From the very beginning, the Church has identified itself with refugees. Our ancestors in faith were themselves refugees when they fled the chariots of Pharaoh after escaping from slavery. Jesus himself was a refugee when his family fled to Egypt to escape the sword of Herod. Whenever early Christians were persecuted, they were made refugees. Since the first century, when people have fled violence and other calamities, and sought refuge in other places, often the welcome they received in these foreign societies was symbolized, and indeed motivated, by the open embrace of churches providing sanctuary and material assistance.  Christians and Jews alike have heeded God’s command,

“You shall also love the stranger, for you were strangers in the land of Egypt (Deuteronomy 10:19, NRSV).”

Today, fellow Christians and their Muslim neighbors are fleeing violence in Afghanistan, Eritrea, Iraq, Somalia, and Syria in numbers not seen since 16 million people were forced from their lands during the Second World War.  And worse, this current refugee crisis is growing. After years of civil strife and now terrorist extremism, Syrians are fleeing by the thousands, not only to neighboring countries, but, as sadly and dramatically playing out daily on our television screens, to Europe. The international community seems incapable of finding a solution to this crisis.
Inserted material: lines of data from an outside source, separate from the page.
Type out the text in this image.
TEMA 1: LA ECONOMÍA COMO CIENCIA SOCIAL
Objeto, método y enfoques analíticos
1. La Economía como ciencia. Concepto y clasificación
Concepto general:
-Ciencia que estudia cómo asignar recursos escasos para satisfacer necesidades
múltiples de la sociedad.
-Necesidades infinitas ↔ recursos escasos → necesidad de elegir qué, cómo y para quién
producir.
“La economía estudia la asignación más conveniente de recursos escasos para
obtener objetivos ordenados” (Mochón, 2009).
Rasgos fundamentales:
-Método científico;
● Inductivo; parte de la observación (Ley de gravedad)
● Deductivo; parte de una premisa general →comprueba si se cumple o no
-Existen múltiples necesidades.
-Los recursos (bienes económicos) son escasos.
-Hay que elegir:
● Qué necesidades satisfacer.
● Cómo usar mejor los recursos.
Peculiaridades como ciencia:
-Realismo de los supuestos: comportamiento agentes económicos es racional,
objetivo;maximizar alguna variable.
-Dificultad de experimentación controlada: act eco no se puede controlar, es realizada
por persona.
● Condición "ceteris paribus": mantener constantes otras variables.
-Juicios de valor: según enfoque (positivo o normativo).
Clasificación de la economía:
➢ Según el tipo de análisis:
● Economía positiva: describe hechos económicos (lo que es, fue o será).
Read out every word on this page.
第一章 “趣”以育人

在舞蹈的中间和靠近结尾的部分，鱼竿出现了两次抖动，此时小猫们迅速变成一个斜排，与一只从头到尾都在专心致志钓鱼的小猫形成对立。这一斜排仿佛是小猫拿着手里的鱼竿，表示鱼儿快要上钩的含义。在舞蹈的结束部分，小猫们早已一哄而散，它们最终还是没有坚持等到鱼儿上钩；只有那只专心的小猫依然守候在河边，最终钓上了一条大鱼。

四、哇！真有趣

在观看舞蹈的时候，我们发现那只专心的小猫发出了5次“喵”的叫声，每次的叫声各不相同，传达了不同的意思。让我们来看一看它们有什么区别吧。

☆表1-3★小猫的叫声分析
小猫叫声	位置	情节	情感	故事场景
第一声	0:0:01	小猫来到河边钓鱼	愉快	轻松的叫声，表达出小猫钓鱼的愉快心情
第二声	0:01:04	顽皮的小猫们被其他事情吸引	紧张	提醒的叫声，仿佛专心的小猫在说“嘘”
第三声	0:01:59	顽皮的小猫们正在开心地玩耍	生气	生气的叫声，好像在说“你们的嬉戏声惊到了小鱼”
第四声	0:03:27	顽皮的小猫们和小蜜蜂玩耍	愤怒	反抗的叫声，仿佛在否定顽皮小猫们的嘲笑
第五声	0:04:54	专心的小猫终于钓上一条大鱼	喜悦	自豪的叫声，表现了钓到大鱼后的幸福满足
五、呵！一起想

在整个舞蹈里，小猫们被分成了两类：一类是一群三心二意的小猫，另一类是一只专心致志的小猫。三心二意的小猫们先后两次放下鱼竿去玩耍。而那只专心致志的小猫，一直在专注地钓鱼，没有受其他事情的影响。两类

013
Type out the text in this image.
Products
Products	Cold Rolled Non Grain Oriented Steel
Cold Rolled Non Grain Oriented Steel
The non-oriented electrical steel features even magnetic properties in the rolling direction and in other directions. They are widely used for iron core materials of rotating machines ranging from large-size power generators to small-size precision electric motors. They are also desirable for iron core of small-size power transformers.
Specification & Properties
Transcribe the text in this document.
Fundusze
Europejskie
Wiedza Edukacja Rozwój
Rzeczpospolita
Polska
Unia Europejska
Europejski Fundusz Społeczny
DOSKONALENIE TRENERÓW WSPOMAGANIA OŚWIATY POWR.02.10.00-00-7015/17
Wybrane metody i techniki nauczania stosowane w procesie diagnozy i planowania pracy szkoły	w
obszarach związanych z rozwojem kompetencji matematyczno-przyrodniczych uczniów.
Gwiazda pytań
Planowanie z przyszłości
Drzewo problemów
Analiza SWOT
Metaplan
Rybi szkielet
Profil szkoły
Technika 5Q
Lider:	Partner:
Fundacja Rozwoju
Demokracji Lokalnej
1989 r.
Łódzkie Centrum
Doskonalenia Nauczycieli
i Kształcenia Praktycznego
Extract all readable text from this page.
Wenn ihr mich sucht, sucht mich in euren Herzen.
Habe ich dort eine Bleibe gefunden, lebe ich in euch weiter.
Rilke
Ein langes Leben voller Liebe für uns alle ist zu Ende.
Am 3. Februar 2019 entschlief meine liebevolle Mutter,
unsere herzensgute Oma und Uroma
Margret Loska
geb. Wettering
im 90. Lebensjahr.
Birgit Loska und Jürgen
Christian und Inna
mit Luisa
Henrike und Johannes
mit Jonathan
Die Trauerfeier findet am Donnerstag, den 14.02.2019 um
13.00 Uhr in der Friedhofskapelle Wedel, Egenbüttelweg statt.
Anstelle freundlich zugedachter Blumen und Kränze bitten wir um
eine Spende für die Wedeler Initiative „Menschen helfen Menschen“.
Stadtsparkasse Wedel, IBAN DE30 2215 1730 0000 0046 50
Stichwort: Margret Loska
We also call upon churches in the United States, Europe and throughout the world to join in resettling refugees in their cities, towns, and villages, welcoming the stranger as our faith demands. And we call upon all people of conscience to join with churches and other organizations in compassionate responses to this crisis.

This refugee crisis was years in the making. It is now unfolding before our eyes. We cannot let it continue.